Отклонив пистолет чуть-чуть вправо, я прицелился Джереми в сердце и нажал на курок. В ту же секунду к моим ногам бросилась Дженни. Джереми и я грохнулись на пол.
Как я писал в начале этой хроники, мне надо объяснить, почему я в тюрьме или, точнее, почему я опять в тюрьме.
Я был привлечен к суду во второй раз по обвинению в попытке совершить убийство, хотя пуля только задела плечо этого негодяя. Конечно, в том, что так получилось, виновата Дженни.

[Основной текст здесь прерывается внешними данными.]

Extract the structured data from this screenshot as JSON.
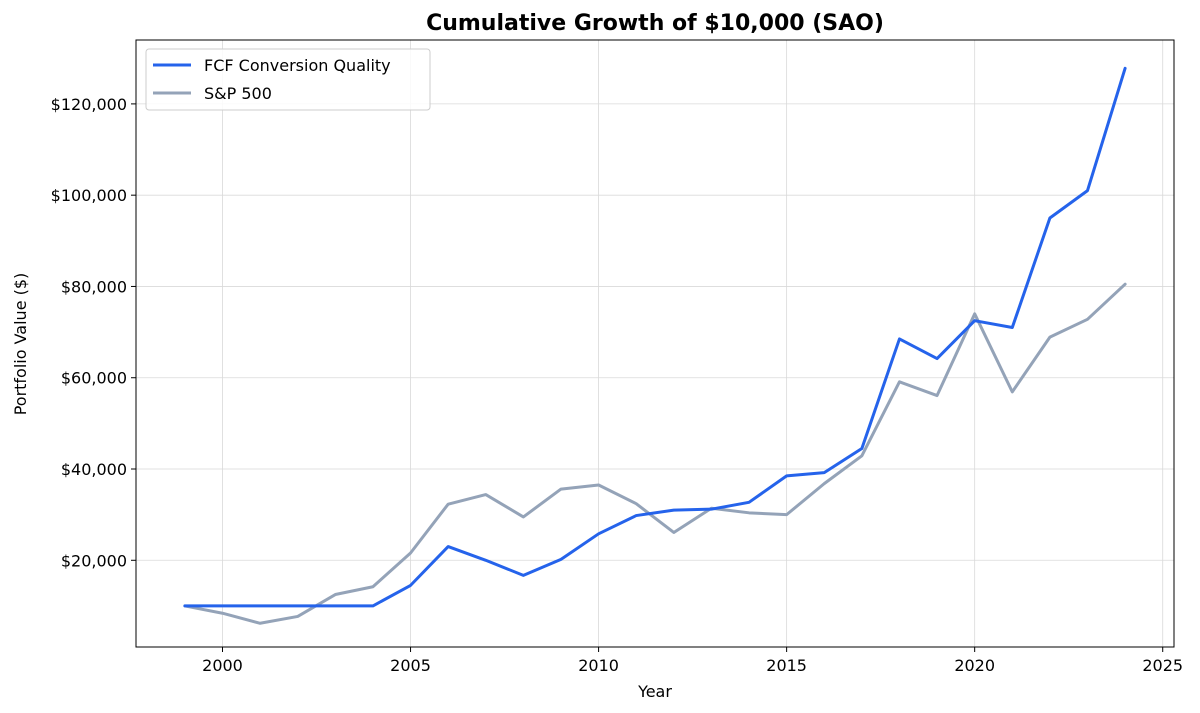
{
  "chart_data": {
    "type": "line",
    "title": "Cumulative Growth of $10,000 (SAO)",
    "xlabel": "Year",
    "ylabel": "Portfolio Value ($)",
    "xlim": [
      1997.7,
      2025.3
    ],
    "ylim": [
      1000,
      134000
    ],
    "xticks": [
      2000,
      2005,
      2010,
      2015,
      2020,
      2025
    ],
    "yticks": [
      20000,
      40000,
      60000,
      80000,
      100000,
      120000
    ],
    "ytick_labels": [
      "$20,000",
      "$40,000",
      "$60,000",
      "$80,000",
      "$100,000",
      "$120,000"
    ],
    "grid": true,
    "legend_position": "top-left",
    "x": [
      1999,
      2000,
      2001,
      2002,
      2003,
      2004,
      2005,
      2006,
      2007,
      2008,
      2009,
      2010,
      2011,
      2012,
      2013,
      2014,
      2015,
      2016,
      2017,
      2018,
      2019,
      2020,
      2021,
      2022,
      2023,
      2024
    ],
    "series": [
      {
        "name": "FCF Conversion Quality",
        "color": "#2563eb",
        "values": [
          10000,
          10000,
          10000,
          10000,
          10000,
          10000,
          14500,
          23000,
          20000,
          16700,
          20200,
          25800,
          29800,
          31000,
          31200,
          32700,
          38500,
          39200,
          44500,
          68500,
          64200,
          72500,
          71000,
          95000,
          101000,
          127800
        ]
      },
      {
        "name": "S&P 500",
        "color": "#94a3b8",
        "values": [
          10000,
          8400,
          6200,
          7700,
          12500,
          14200,
          21600,
          32300,
          34400,
          29500,
          35600,
          36500,
          32400,
          26100,
          31400,
          30400,
          30000,
          36800,
          42900,
          59100,
          56100,
          74000,
          56900,
          68900,
          72800,
          80500
        ]
      }
    ]
  }
}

Жаль, что вы не слышали заключительную речь Мэтью на суде. В ней он, безусловно, оказался на высоте понимания юридической и психологической стороны дела. Он дал превосходные характеристики Розмари, назвав ее расчетливой, порочной Иезавель, и Джереми, побуждаемого злобой и алчностью. Ложные показания, которые дала на суде Розмари, были, бесспорно, сфабрикованы им. В результате его жертва должна была всю жизнь гнить в тюрьме. Гнев Мэтью достиг апогея, когда он сказал, что через четыре года эта парочка прикарманила бы еще несколько миллионов. Я видел, что присяжные после этих слов стали смотреть на меня с нескрываемой симпатией.
Сэр Мэтью закончил свою речь в духе библейских пророков, сказав: "Да не будет позволено лжесвидетелю выступать против любого человека".

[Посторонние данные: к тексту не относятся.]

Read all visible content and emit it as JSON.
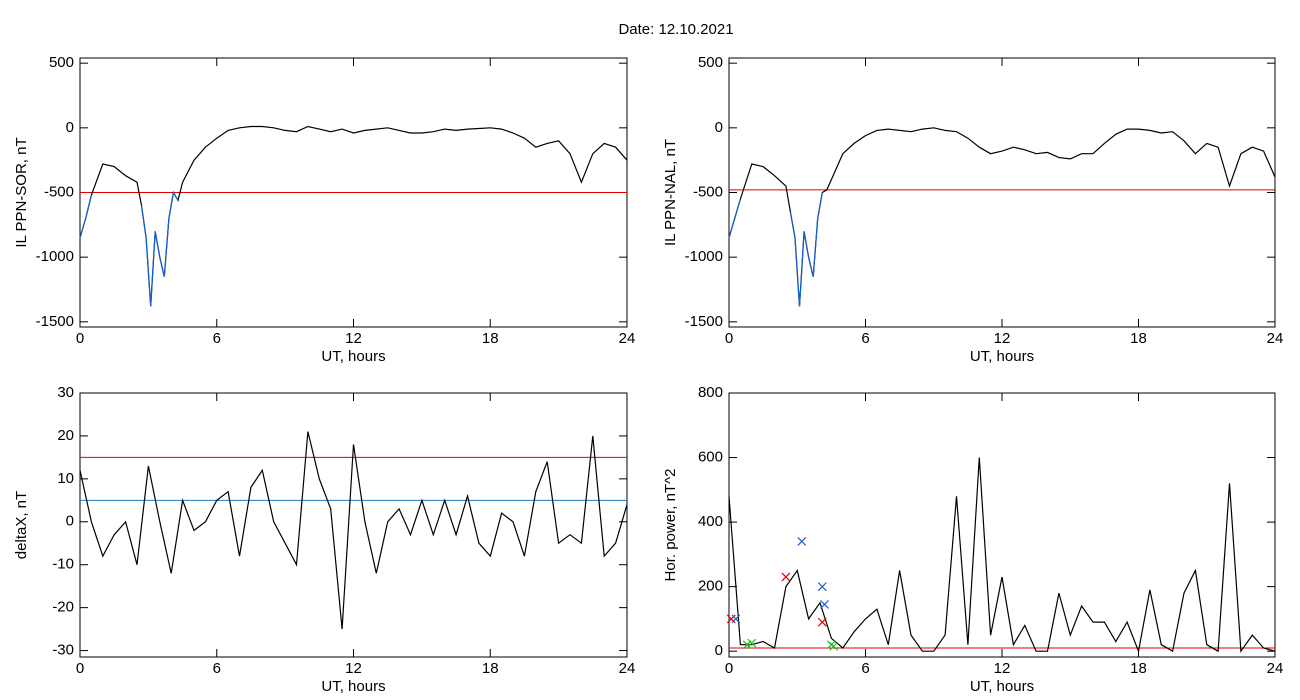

Желтой прессе необходимо иметь на своих страницах героев и негодяев. В данном случае у нее был герой и два негодяя. Журналисты словно забыли, какие гадости они писали обо мне во время предыдущего процесса. Страницы газет были заполнены подробным описанием гнусного обмана, на который пошли Джереми и Розмари, и, разумеется, это не могло не повлиять на мнение присяжных.
Они, конечно, признали меня виновным, но у них не было другого выбора. В своей заключительной речи судья просто приказал им вынести такой вердикт. Старшина присяжных, правда, выразил от имени всех присяжных пожелание, чтобы судья, учитывая все обстоятельства, отнесся к подсудимому снисходительно.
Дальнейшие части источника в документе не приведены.